Ever since I was a kid, I’ve loved freezing rain.
Back then, it was a pretty uncomplicated love. It meant cozy indoor time, curled up with a book listening to the rain fall, with the occasional break to look out the window to see how much ice had built up. And once the storm was over, it meant sliding down a hill on my bum, no sled required, and skating without skates on ice-covered roads, challenging myself to see how far I could go before wiping out, to get up and try to go even further this time.
Most of all, though, it meant a world that sparkled in the sun, as the light glinted off all the ice. Especially the trees. There’s little in this world as beautiful to me as the play of sunlight on ice-covered trees.
One of the first photos I ever took, in fact – way back when I had to ask permission to use the camera because both film and developing it were expensive – was of a neighbour’s tree, covered in ice.
Nowadays, my love of freezing rain is a bit more complex. When it’s in the forecast, a little bit of me cringes, because I know all the work that’s going to come along with it. It means potential power outages and possible property damage, and if it falls on a work day, driving in it.
But there’s still always a little part of me that rejoices.
It’s the part that, while I’m cursing and swearing because my car is frozen shut at 5am when I’m trying to leave work, then making my cautious way home on roads that resemble skating rinks, decides to slip and slide to the end of the driveway and take a photo because the street I live on looks so beautiful I’ve been standing in the rain getting soaked for a full minute, gazing at it.
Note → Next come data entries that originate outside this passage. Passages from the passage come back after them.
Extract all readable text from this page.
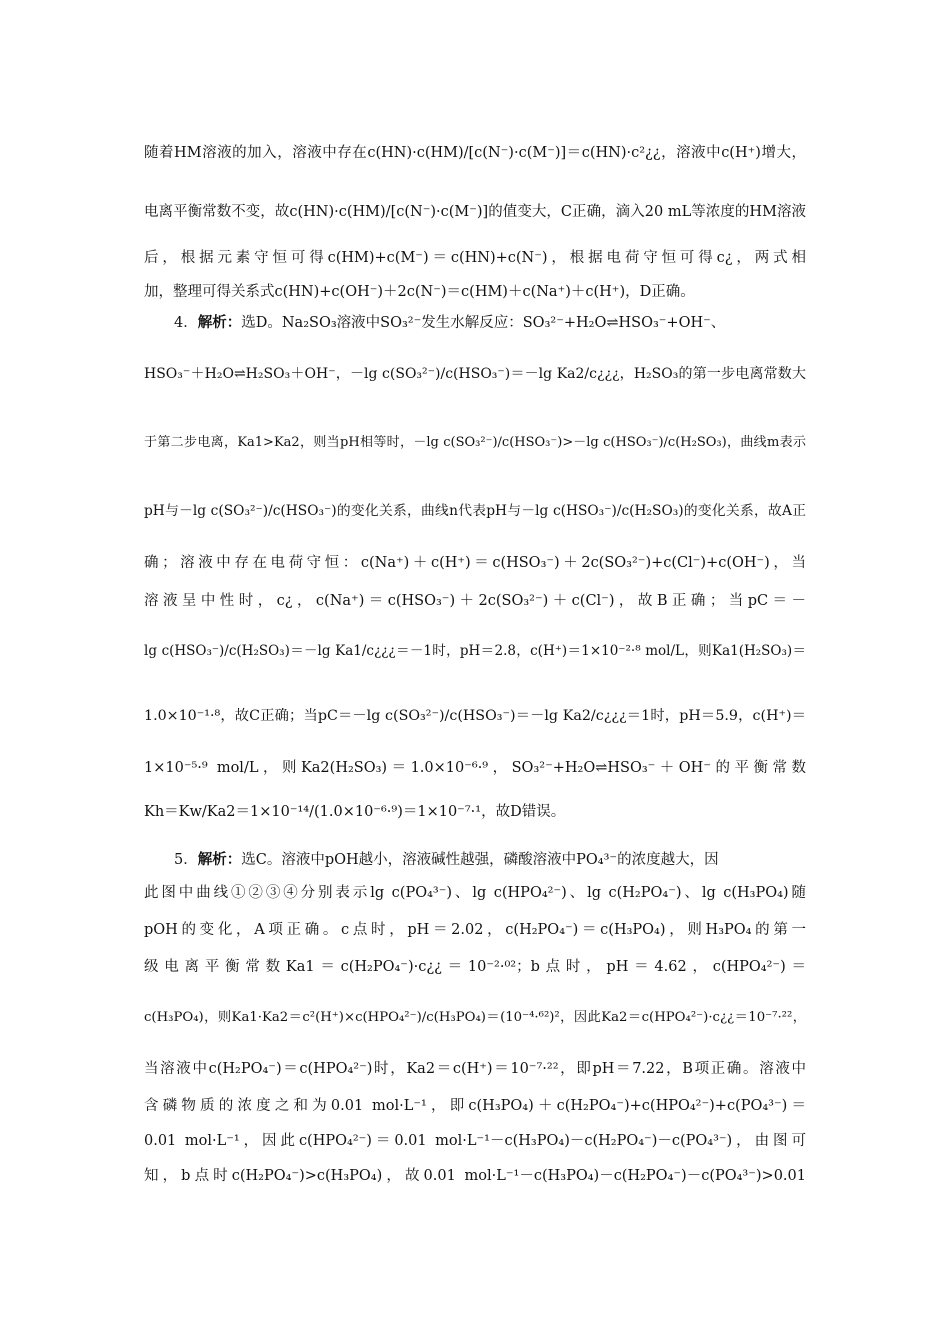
随着HM溶液的加入，溶液中存在c(HN)·c(HM)/[c(N⁻)·c(M⁻)]＝c(HN)·c²¿¿，溶液中c(H⁺)增大，
电离平衡常数不变，故c(HN)·c(HM)/[c(N⁻)·c(M⁻)]的值变大，C正确，滴入20 mL等浓度的HM溶液
后，根据元素守恒可得c(HM)+c(M⁻)＝c(HN)+c(N⁻)，根据电荷守恒可得c¿，两式相
加，整理可得关系式c(HN)+c(OH⁻)＋2c(N⁻)＝c(HM)＋c(Na⁺)＋c(H⁺)，D正确。
4．解析：选D。Na₂SO₃溶液中SO₃²⁻发生水解反应：SO₃²⁻+H₂O⇌HSO₃⁻+OH⁻、
HSO₃⁻＋H₂O⇌H₂SO₃＋OH⁻，－lg c(SO₃²⁻)/c(HSO₃⁻)＝－lg Ka2/c¿¿¿，H₂SO₃的第一步电离常数大
于第二步电离，Ka1>Ka2，则当pH相等时，－lg c(SO₃²⁻)/c(HSO₃⁻)>－lg c(HSO₃⁻)/c(H₂SO₃)，曲线m表示
pH与－lg c(SO₃²⁻)/c(HSO₃⁻)的变化关系，曲线n代表pH与－lg c(HSO₃⁻)/c(H₂SO₃)的变化关系，故A正
确；溶液中存在电荷守恒：c(Na⁺)＋c(H⁺)＝c(HSO₃⁻)＋2c(SO₃²⁻)+c(Cl⁻)+c(OH⁻)，当
溶液呈中性时，c¿，c(Na⁺)＝c(HSO₃⁻)＋2c(SO₃²⁻)＋c(Cl⁻)，故B正确；当pC＝－
lg c(HSO₃⁻)/c(H₂SO₃)＝－lg Ka1/c¿¿¿＝－1时，pH＝2.8，c(H⁺)＝1×10⁻²·⁸ mol/L，则Ka1(H₂SO₃)＝
1.0×10⁻¹·⁸，故C正确；当pC＝－lg c(SO₃²⁻)/c(HSO₃⁻)＝－lg Ka2/c¿¿¿＝1时，pH＝5.9，c(H⁺)＝
1×10⁻⁵·⁹ mol/L，则Ka2(H₂SO₃)＝1.0×10⁻⁶·⁹，SO₃²⁻+H₂O⇌HSO₃⁻＋OH⁻的平衡常数
Kh＝Kw/Ka2＝1×10⁻¹⁴/(1.0×10⁻⁶·⁹)＝1×10⁻⁷·¹，故D错误。
5．解析：选C。溶液中pOH越小，溶液碱性越强，磷酸溶液中PO₄³⁻的浓度越大，因
此图中曲线①②③④分别表示lg c(PO₄³⁻)、lg c(HPO₄²⁻)、lg c(H₂PO₄⁻)、lg c(H₃PO₄)随
pOH的变化，A项正确。c点时，pH＝2.02，c(H₂PO₄⁻)＝c(H₃PO₄)，则H₃PO₄的第一
级电离平衡常数Ka1＝c(H₂PO₄⁻)·c¿¿＝10⁻²·⁰²；b点时，pH＝4.62，c(HPO₄²⁻)＝
c(H₃PO₄)，则Ka1·Ka2＝c²(H⁺)×c(HPO₄²⁻)/c(H₃PO₄)＝(10⁻⁴·⁶²)²，因此Ka2＝c(HPO₄²⁻)·c¿¿＝10⁻⁷·²²，
当溶液中c(H₂PO₄⁻)＝c(HPO₄²⁻)时，Ka2＝c(H⁺)＝10⁻⁷·²²，即pH＝7.22，B项正确。溶液中
含磷物质的浓度之和为0.01 mol·L⁻¹，即c(H₃PO₄)＋c(H₂PO₄⁻)+c(HPO₄²⁻)+c(PO₄³⁻)＝
0.01 mol·L⁻¹，因此c(HPO₄²⁻)＝0.01 mol·L⁻¹－c(H₃PO₄)－c(H₂PO₄⁻)－c(PO₄³⁻)，由图可
知，b点时c(H₂PO₄⁻)>c(H₃PO₄)，故0.01 mol·L⁻¹－c(H₃PO₄)－c(H₂PO₄⁻)－c(PO₄³⁻)>0.01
There’s a 39-year gap between the first photo I took of an ice-covered world and the most recent one, and I love how very different they are. It seems symbolic of how much I’ve changed in that time, from a child exploring a still-new world, to an adult whose world is often a much darker place. It’s no longer one where I see how far I can slide in one go anymore, because wiping out means maybe breaking a hip.
But despite the differences, even though my world may not be the same now as it was then, it’s nice to know that I still see the same wonder in it that I did all those years ago.